Brid Smith, a pro-choice lawmaker, is concerned that the Assembly's findings will be diluted beyond recognition
But the question of public appetite might be sidelined by a simple reality: there are no guarantees that the findings will actually be implemented. The findings will first to go a special parliamentary committee which has six months to consider whether they are workable, and how (if at all) to put them into law. That committee's findings are then subject to review by the full parliament, which must depend on the government to finalize the wording of a constitutional referendum to undo the current constraints. Only if that passes can lawmakers start working on legislation to put the recommendations. The process will be fraught, and may take years to conclude.
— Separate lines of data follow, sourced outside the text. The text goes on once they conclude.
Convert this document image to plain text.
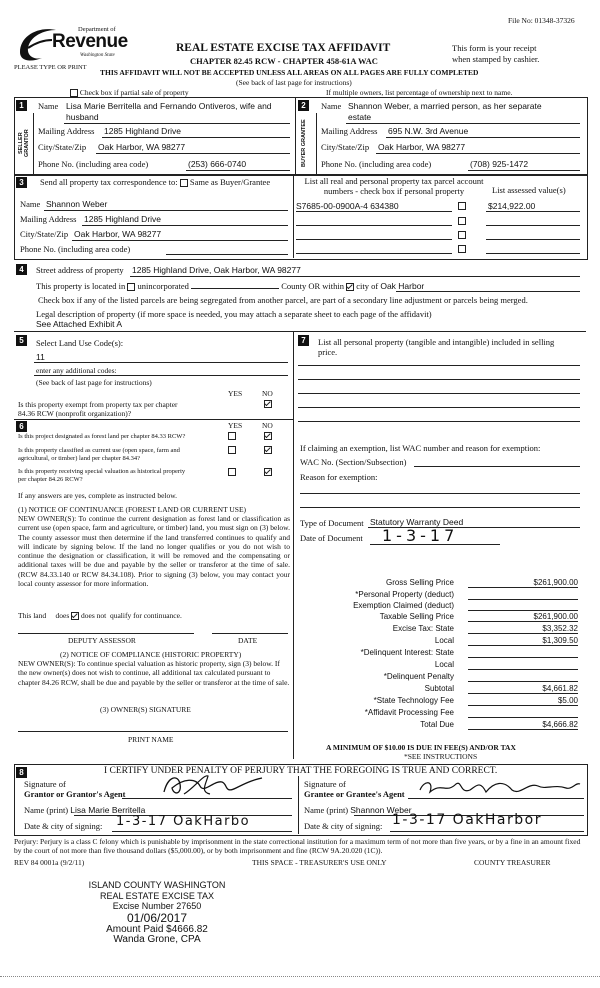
File No: 01348-37326
Department of
Revenue
Washington State
PLEASE TYPE OR PRINT
REAL ESTATE EXCISE TAX AFFIDAVIT
CHAPTER 82.45 RCW - CHAPTER 458-61A WAC
This form is your receipt
when stamped by cashier.
THIS AFFIDAVIT WILL NOT BE ACCEPTED UNLESS ALL AREAS ON ALL PAGES ARE FULLY COMPLETED
(See back of last page for instructions)
Check box if partial sale of property	If multiple owners, list percentage of ownership next to name.
1	2
SELLER GRANTOR	BUYER GRANTEE
Name Lisa Marie Berritella and Fernando Ontiveros, wife and
husband
Mailing Address 1285 Highland Drive
City/State/Zip Oak Harbor, WA 98277
Phone No. (including area code)	(253) 666-0740
Name Shannon Weber, a married person, as her separate
estate
Mailing Address 695 N.W. 3rd Avenue
City/State/Zip Oak Harbor, WA 98277
Phone No. (including area code)	(708) 925-1472
3	Send all property tax correspondence to: Same as Buyer/Grantee
Name Shannon Weber
Mailing Address 1285 Highland Drive
City/State/Zip Oak Harbor, WA 98277
Phone No. (including area code)
List all real and personal property tax parcel account
numbers - check box if personal property	List assessed value(s)
S7685-00-0900A-4 634380	$214,922.00
4	Street address of property 1285 Highland Drive, Oak Harbor, WA 98277
This property is located in unincorporated	County OR within city of Oak Harbor
Check box if any of the listed parcels are being segregated from another parcel, are part of a secondary line adjustment or parcels being merged.
Legal description of property (if more space is needed, you may attach a separate sheet to each page of the affidavit)
See Attached Exhibit A
5	Select Land Use Code(s):
11
enter any additional codes:
(See back of last page for instructions)
YES	NO
Is this property exempt from property tax per chapter
84.36 RCW (nonprofit organization)?
6	YES	NO
Is this project designated as forest land per chapter 84.33 RCW?
Is this property classified as current use (open space, farm and
agricultural, or timber) land per chapter 84.34?
Is this property receiving special valuation as historical property
per chapter 84.26 RCW?
If any answers are yes, complete as instructed below.
(1) NOTICE OF CONTINUANCE (FOREST LAND OR CURRENT USE)
NEW OWNER(S): To continue the current designation as forest land or classification as current use (open space, farm and agriculture, or timber) land, you must sign on (3) below. The county assessor must then determine if the land transferred continues to qualify and will indicate by signing below. If the land no longer qualifies or you do not wish to continue the designation or classification, it will be removed and the compensating or additional taxes will be due and payable by the seller or transferor at the time of sale. (RCW 84.33.140 or RCW 84.34.108). Prior to signing (3) below, you may contact your local county assessor for more information.
This land does does not qualify for continuance.
DEPUTY ASSESSOR	DATE
(2) NOTICE OF COMPLIANCE (HISTORIC PROPERTY)
NEW OWNER(S): To continue special valuation as historic property, sign (3) below. If the new owner(s) does not wish to continue, all additional tax calculated pursuant to chapter 84.26 RCW, shall be due and payable by the seller or transferor at the time of sale.
(3) OWNER(S) SIGNATURE
PRINT NAME
7	List all personal property (tangible and intangible) included in selling
price.
If claiming an exemption, list WAC number and reason for exemption:
WAC No. (Section/Subsection)
Reason for exemption:
Type of Document Statutory Warranty Deed
Date of Document 1-3-17
Gross Selling Price	$261,900.00
*Personal Property (deduct)
Exemption Claimed (deduct)
Taxable Selling Price	$261,900.00
Excise Tax: State	$3,352.32
Local	$1,309.50
*Delinquent Interest: State
Local
*Delinquent Penalty
Subtotal	$4,661.82
*State Technology Fee	$5.00
*Affidavit Processing Fee
Total Due	$4,666.82
A MINIMUM OF $10.00 IS DUE IN FEE(S) AND/OR TAX
*SEE INSTRUCTIONS
8	I CERTIFY UNDER PENALTY OF PERJURY THAT THE FOREGOING IS TRUE AND CORRECT.
Signature of
Grantor or Grantor's Agent
Name (print) Lisa Marie Berritella
Date & city of signing: 1-3-17 OakHarbo
Signature of
Grantee or Grantee's Agent
Name (print) Shannon Weber
Date & city of signing: 1-3-17 OakHarbor
Perjury: Perjury is a class C felony which is punishable by imprisonment in the state correctional institution for a maximum term of not more than five years, or by a fine in an amount fixed by the court of not more than five thousand dollars ($5,000.00), or by both imprisonment and fine (RCW 9A.20.020 (1C)).
REV 84 0001a (9/2/11)	THIS SPACE - TREASURER'S USE ONLY	COUNTY TREASURER
ISLAND COUNTY WASHINGTON
REAL ESTATE EXCISE TAX
Excise Number 27650
01/06/2017
Amount Paid $4666.82
Wanda Grone, CPA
Indeed, already there are indications that the Assembly's findings are a bridge too far. The parliament's two largest parties, Fine Gael and Fianna Fáil, have both committed to giving their MPs a free vote on the matters that now follow. "The word on the street is that Fine Gael and Fianna Fáil are going to do their best to water down what the Citizens Assembly have recommended, so that it's not recognizable as the recommendations at all that came out," says Brid Smith, an ardently pro-choice lawmaker from People Before Profit. "They're shocked at what the Irish people are saying back to them. They're absolutely taken aback, and they don't want this."
The third largest party, Sinn Féin, says it will not be bound by the Assembly's verdict and will continue to pursue its own policy (which is more liberal than the present system, but less so than the Assembly proposals). It seems apparent that the fate of Ireland's abortion ban might well depend on the personal opinions of the politicians - and not the citizens who were singled out at random to point the way.